Van Pelt schetst de ontwikkeling van het pastoraat vanaf de Reformatie. Hij beschrijft de eigen positie van Voetius in de gereformeerde traditie en wijdt het grootste deel van zijn boekje aan het doel, de inhoud en de vorm van het pastoraat bij Voetius. Anders dan bij Luther, is er bij Voetius ruime aandacht voor het ambtelijke huisbezoek. In de lijn van Zwingli, Bucer en Calvijn ziet Voetius het als een taak voor predikant en ouderlingen om aan de leiding over de gemeente mede gestalte te geven in pastorale gesprekken tijdens het ambtelijk huisbezoek.

Betrokkenheid
Dat betekent niet dat er bij hem geen aandacht zou zijn voor het priesterschap van alle gelovigen. Met name wijst hij op de plicht van ouders om hun kinderen op te voeden in de praktijk der godzaligheid. Voetius plaatst de opbouw en stichting van de gemeente in de context van de ”visitatio christiana”. Daarmee wordt niet het sociale contact in algemene zin bedoeld, maar de onderlinge betrokkenheid van de leden van Christus' gemeente, die zowel gestalte krijgt in de dagelijkse omgang van de gemeenteleden met elkaar en met anderen, als in de pastorale zorg van ambtsdragers. Deze zaken vormen geen tegenstelling, maar vullen elkaar aan.

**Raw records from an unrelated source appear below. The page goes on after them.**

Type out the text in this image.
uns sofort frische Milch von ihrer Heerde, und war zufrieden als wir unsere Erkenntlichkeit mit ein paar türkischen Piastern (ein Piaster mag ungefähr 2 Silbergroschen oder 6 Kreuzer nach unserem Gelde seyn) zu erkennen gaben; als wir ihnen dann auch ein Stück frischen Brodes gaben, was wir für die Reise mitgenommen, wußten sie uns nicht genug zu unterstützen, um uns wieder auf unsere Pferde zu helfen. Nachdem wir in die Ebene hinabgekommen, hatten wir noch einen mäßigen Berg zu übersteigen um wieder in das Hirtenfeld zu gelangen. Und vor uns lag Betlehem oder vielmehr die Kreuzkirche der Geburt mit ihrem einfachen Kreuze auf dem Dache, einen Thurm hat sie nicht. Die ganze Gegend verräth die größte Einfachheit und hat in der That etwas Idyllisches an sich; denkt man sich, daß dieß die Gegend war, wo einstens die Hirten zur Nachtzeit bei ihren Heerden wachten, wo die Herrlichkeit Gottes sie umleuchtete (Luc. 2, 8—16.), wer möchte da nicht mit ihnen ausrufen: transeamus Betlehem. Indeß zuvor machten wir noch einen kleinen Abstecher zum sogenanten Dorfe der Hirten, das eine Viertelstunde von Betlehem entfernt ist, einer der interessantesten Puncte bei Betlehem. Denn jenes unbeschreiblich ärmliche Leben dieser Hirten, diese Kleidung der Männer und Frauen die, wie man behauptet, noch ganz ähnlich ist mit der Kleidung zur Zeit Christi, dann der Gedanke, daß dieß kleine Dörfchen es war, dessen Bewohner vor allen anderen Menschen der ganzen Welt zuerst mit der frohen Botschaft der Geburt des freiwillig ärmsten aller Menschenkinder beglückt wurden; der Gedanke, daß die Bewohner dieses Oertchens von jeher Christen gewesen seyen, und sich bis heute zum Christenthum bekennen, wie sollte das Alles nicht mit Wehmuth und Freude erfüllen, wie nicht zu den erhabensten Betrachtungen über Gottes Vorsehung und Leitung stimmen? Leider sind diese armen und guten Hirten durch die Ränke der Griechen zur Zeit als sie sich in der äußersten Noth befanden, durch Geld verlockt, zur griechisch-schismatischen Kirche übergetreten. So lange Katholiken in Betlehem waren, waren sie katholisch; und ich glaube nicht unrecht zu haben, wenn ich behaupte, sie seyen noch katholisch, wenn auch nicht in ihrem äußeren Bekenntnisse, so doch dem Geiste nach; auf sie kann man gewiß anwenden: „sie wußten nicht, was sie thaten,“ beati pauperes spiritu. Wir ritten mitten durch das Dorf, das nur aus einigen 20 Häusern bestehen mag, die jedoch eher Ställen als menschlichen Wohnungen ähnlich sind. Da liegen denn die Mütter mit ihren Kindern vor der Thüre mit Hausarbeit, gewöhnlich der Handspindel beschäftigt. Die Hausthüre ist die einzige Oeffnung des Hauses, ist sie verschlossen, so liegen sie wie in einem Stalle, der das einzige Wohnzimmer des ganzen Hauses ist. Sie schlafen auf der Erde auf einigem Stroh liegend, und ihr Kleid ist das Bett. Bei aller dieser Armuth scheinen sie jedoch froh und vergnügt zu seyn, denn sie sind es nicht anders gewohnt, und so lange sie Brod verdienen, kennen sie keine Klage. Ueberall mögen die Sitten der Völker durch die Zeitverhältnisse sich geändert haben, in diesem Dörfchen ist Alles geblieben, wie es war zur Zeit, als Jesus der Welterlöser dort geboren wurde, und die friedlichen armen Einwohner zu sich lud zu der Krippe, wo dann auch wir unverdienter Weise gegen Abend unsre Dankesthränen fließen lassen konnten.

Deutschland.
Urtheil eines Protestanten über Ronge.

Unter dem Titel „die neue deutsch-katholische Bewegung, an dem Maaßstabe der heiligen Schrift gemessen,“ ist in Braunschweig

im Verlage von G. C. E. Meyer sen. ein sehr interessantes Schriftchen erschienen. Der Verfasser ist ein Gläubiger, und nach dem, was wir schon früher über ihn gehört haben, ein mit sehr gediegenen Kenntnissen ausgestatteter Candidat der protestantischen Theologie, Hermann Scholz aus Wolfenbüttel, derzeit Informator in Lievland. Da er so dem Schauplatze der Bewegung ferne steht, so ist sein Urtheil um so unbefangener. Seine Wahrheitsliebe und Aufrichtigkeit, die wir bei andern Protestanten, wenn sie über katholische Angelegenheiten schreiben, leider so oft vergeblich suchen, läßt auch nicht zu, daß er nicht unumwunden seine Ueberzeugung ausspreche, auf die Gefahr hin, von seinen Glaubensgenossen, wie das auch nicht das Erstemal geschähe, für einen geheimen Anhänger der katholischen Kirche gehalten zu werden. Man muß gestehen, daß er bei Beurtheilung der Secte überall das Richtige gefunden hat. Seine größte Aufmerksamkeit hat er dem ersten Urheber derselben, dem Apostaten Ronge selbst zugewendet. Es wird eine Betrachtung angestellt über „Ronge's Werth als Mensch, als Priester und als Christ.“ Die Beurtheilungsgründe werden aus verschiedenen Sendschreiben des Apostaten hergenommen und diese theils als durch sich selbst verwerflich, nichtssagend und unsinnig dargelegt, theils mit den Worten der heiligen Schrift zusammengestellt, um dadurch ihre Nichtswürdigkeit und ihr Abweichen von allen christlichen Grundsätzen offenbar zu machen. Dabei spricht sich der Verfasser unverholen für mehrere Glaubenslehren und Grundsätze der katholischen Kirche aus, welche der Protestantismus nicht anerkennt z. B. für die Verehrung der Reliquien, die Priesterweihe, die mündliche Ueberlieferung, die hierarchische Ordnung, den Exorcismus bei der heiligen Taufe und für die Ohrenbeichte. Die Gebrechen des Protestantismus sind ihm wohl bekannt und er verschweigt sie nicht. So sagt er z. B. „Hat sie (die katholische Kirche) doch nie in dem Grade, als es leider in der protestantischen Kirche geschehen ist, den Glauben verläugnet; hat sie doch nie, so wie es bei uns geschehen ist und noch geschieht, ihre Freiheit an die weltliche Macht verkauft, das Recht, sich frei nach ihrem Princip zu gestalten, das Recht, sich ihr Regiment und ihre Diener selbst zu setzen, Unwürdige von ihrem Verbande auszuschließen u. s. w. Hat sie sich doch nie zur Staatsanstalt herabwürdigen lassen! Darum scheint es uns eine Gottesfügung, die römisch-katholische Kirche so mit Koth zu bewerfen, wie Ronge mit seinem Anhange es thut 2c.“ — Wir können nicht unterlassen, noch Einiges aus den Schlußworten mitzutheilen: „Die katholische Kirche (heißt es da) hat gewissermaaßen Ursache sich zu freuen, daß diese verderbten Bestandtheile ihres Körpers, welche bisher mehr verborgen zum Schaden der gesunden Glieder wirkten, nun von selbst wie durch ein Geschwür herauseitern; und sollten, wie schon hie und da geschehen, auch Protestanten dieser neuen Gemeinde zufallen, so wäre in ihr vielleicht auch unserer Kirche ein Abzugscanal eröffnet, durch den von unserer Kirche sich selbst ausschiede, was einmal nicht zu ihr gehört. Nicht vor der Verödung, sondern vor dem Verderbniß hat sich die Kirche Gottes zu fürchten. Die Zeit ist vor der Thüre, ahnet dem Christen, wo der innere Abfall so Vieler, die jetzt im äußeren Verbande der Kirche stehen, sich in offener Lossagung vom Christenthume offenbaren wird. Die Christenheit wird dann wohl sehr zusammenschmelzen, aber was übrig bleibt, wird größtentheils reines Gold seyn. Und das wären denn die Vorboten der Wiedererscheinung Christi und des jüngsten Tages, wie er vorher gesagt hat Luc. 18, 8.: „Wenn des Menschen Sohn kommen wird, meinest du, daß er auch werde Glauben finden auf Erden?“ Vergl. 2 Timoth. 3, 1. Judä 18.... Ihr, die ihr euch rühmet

Voetius zag het als zijn roeping om zijn studenten, de latere predikanten, voor te gaan in de rechte leer (orthodoxie) en in de juiste levenspraktijk (orthopraxie). Dat in zijn academische geschriften, in het bijzonder zijn uiteenzettingen over de praktijk der godzaligheid, grote nadruk ligt op de persoon van de pastor zelf, is daarvan een logisch gevolg. De vaste grond voor de pastorale troost die de predikant en de ouderling in de door Voetius concreet beschreven levenssituaties bieden mogen, ligt echter niet in diens levenspraktijk, maar in Gods genadige verkiezing. De vragen rond de uitverkiezing waren Voetius niet onbekend. Toch is werkelijke troost in het pastoraat bij hem verbonden met de onwankelbare zekerheid van het heil in God en in Zijn werk.

Opdracht
Terecht wijst Van Pelt erop dat de grondige, maar logicistische benadering van de problematiek in de academische disputaties van Voetius voor ons besef niet geheel spoort met de psychische aspecten van geestelijke noodsituaties. Toch noemt de auteur ook elementen bij Voetius die van blijvende waarde zijn voor een werkelijk gereformeerde visie op ambt en pastoraat. Hoeden tot het heil is en blijft een opdracht van Christus als de Koning van Zijn gemeente.